Not surprisingly, one researcher realized last week that he could exploit Progressive’s Snapshot driver tracking tool in order to hack into the on-board networks of certain auto-mobiles. Snapshot is a tool manufactured by Progressive auto insurance that plugs into the OBD-II port. It’s purpose is to monitor driving behaviour in order to offer cheaper insurance rates to safer drivers.
For the uninitiated, the OBD-II is the input port down beneath and, in general, slightly to the left of your steering wheel. It’s the port into which your mechanic plugs his emissions inspection machine to check all the codes in your car’s computer systems to make sure you aren’t polluting. It’s also the port into which you can plug a diagnostic scanner to check why your check engine light has turned on.

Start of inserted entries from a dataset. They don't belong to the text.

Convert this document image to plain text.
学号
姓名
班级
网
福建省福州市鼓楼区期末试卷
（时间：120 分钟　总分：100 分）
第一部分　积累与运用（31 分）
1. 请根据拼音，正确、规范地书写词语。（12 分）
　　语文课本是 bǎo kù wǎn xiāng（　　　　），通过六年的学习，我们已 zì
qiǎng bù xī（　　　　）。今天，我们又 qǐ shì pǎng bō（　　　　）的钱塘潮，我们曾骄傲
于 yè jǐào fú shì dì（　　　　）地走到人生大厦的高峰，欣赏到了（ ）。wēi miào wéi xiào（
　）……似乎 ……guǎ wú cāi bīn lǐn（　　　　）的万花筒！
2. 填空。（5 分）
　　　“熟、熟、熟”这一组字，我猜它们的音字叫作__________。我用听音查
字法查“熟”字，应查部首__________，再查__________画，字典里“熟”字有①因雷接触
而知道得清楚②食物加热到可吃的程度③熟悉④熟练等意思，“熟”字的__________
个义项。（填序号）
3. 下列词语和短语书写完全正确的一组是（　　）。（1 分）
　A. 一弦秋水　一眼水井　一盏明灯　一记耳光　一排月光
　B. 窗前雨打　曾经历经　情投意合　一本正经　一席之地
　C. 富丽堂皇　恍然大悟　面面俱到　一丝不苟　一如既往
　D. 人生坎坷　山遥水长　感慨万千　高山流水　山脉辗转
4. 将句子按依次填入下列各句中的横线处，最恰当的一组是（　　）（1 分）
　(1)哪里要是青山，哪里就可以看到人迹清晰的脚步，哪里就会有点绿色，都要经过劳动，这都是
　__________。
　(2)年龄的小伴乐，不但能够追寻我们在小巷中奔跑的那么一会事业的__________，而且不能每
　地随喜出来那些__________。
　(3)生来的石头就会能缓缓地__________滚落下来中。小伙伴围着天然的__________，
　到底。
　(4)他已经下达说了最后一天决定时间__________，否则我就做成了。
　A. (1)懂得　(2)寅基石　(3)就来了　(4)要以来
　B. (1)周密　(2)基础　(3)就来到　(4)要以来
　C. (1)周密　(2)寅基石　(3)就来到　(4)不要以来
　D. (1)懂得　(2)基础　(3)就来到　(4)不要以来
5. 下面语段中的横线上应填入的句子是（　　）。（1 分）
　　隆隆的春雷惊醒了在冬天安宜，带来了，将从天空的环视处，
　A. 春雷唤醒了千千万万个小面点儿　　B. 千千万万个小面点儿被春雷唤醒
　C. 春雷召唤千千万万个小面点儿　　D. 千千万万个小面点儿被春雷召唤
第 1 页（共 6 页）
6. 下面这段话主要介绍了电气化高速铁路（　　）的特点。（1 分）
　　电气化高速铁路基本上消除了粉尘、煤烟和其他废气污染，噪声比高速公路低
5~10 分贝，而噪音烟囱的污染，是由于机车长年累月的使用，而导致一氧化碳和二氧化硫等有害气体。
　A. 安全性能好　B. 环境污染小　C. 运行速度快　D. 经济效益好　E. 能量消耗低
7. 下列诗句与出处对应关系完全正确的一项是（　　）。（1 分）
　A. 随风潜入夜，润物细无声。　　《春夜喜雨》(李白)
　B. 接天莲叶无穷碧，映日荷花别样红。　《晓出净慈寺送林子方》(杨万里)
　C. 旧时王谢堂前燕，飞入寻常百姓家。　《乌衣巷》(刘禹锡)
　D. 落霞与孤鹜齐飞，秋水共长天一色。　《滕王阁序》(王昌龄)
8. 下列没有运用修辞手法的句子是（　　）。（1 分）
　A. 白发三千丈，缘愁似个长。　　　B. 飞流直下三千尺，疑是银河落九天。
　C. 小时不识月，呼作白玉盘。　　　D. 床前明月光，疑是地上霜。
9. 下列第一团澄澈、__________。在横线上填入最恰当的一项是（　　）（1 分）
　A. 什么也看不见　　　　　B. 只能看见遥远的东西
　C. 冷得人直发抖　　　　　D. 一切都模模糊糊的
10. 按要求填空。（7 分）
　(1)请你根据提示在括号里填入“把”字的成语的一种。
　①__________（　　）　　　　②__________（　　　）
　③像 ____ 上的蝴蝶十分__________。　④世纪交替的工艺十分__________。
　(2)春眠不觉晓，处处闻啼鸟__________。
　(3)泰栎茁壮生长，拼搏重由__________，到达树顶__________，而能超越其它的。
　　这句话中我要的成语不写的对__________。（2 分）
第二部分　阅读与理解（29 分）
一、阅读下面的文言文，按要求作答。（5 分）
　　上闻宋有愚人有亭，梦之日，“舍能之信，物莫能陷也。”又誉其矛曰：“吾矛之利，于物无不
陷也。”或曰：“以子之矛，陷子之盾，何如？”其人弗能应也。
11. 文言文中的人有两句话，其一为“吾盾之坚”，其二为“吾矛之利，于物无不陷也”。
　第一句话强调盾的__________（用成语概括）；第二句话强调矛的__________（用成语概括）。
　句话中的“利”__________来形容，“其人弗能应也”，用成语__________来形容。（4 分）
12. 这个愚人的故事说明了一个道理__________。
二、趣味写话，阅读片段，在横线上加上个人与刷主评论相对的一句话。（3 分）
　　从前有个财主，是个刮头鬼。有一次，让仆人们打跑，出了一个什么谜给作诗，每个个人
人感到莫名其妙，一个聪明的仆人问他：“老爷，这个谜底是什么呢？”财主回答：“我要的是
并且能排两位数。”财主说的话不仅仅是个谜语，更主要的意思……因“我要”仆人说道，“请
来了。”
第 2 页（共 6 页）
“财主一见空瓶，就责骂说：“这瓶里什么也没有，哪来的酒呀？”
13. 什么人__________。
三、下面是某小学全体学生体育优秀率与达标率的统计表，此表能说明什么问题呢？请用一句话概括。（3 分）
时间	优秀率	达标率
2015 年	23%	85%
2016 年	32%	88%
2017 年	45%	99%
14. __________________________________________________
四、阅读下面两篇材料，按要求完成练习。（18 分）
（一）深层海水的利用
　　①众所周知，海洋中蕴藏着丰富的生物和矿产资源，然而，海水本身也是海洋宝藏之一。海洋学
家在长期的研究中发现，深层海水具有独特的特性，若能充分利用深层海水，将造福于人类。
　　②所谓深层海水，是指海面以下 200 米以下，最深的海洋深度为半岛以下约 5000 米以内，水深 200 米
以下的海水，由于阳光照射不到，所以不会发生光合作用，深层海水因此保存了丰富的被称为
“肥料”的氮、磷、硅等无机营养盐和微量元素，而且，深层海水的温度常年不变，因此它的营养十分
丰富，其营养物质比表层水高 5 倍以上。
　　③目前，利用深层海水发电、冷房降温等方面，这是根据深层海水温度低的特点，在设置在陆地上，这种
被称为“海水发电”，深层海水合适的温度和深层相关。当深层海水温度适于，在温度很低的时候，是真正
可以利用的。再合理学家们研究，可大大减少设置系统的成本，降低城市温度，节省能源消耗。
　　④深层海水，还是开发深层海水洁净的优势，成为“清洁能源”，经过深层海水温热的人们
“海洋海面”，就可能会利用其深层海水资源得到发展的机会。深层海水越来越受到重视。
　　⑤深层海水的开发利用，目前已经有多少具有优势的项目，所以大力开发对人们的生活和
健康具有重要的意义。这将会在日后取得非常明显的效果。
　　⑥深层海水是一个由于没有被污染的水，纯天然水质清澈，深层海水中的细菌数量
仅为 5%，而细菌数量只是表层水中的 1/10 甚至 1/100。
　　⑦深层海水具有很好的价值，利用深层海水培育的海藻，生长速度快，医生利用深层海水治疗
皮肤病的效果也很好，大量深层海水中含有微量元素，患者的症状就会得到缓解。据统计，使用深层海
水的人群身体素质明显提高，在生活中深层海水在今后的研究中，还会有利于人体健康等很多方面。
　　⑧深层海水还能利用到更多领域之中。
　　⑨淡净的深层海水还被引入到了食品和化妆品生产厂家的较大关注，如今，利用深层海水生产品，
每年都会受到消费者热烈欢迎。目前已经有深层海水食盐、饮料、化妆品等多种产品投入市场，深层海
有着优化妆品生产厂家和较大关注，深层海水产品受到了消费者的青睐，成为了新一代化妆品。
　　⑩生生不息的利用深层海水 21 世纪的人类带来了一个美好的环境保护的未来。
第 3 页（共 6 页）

Very simply put, your car’s computer network is going to consist of sensors, electrical control units and the controller area network (CAN) bus. The ECUs, of which there can be very many, serve a variety of purposes, but mainly they process signals from sensors monitoring everything from engine control to airbags to any number of other things I’ve never heard of. ECUs are connected together and communicate via the CAN bus. So, for example, if you crash your car, some sensor somewhere tells its ECU that it thinks you’ve crashed, the ECU then passes that message along the CAN bus to another ECU that tells your airbag to deploy.
@Progressive #Snapshot driver monitoring tool is insecure and exposes drivers to car hacking:Tweet
The OBD-II port used to be the only way to plug into and communicate with the CAN bus and its ECUs. New research shows that this can be done wirelessly as well.
At any rate, Digital Bond Labs security researcher Cory Thuen got his hands on one of these Snapshot devices, which are used in some two million cars. He reverse engineered it, figured out how it worked and plugged it into his Toyota Tundra. Then determined that Snapshot does not authenticate itself nor does it encrypt its traffic, contain digital validation signatures or offer a secure boot function.
To be clear, Snapshot devices communicate with Progressive over the cellular network in plain text. This means that an attacker, for example, could pretty easily set up a fake cell tower and perform a man-in-the-middle attack.
Despite these serious security lapses, the device has the capacity to communicate with the CAN bus. Therefore, its entirely possible that a remote hacker could inject code through a Snapshot dongle and onto the very network that controls your cars airbags and emergency brakes. Thuen’s work stopped short of injecting code into the car’s network. He claims he was merely interested in figuring out if there was any security in place to stop him from doing that.
Before you panic, I spoke with IOActive’s director of vehicle security research and famed car hacker, Chris Valasek, about pumping malicious code into the CAN bus last year, and he assured me that it’s easier said than done.
— Threatpost (@threatpost) January 19, 2015
Sure, it’s possible to inject code telling your car to initiate automatic parallel park assist while you are speeding down the highway. However, your car’s ECUs are processing thousands of other signals at any point while your car is in motion. So, in order to initiate automatic parallel park assist (or any other feature for that matter), the attacker would have to flood the CAN bus with enough signals to override all of the legitimate information that the car’s sensors are outputting.
Valasek and fellow researcher Charlie Miller managed to manipulate seat-belt locks, brakes and steering by flooding onboard networks with spoofed sensor signals a couple years ago. However, this process was labor intensive and Miller and Valasek, two of the brighter minds in the security industry, had a DARPA grant to work on their research.
The good news is that not many people are doing CAN bus research. A lot of people, on the other hand, are working on browser security research. Car hacking is likely to really take off as manufacturers begin integrating browsers and other internet connected features into the cars they build and sell.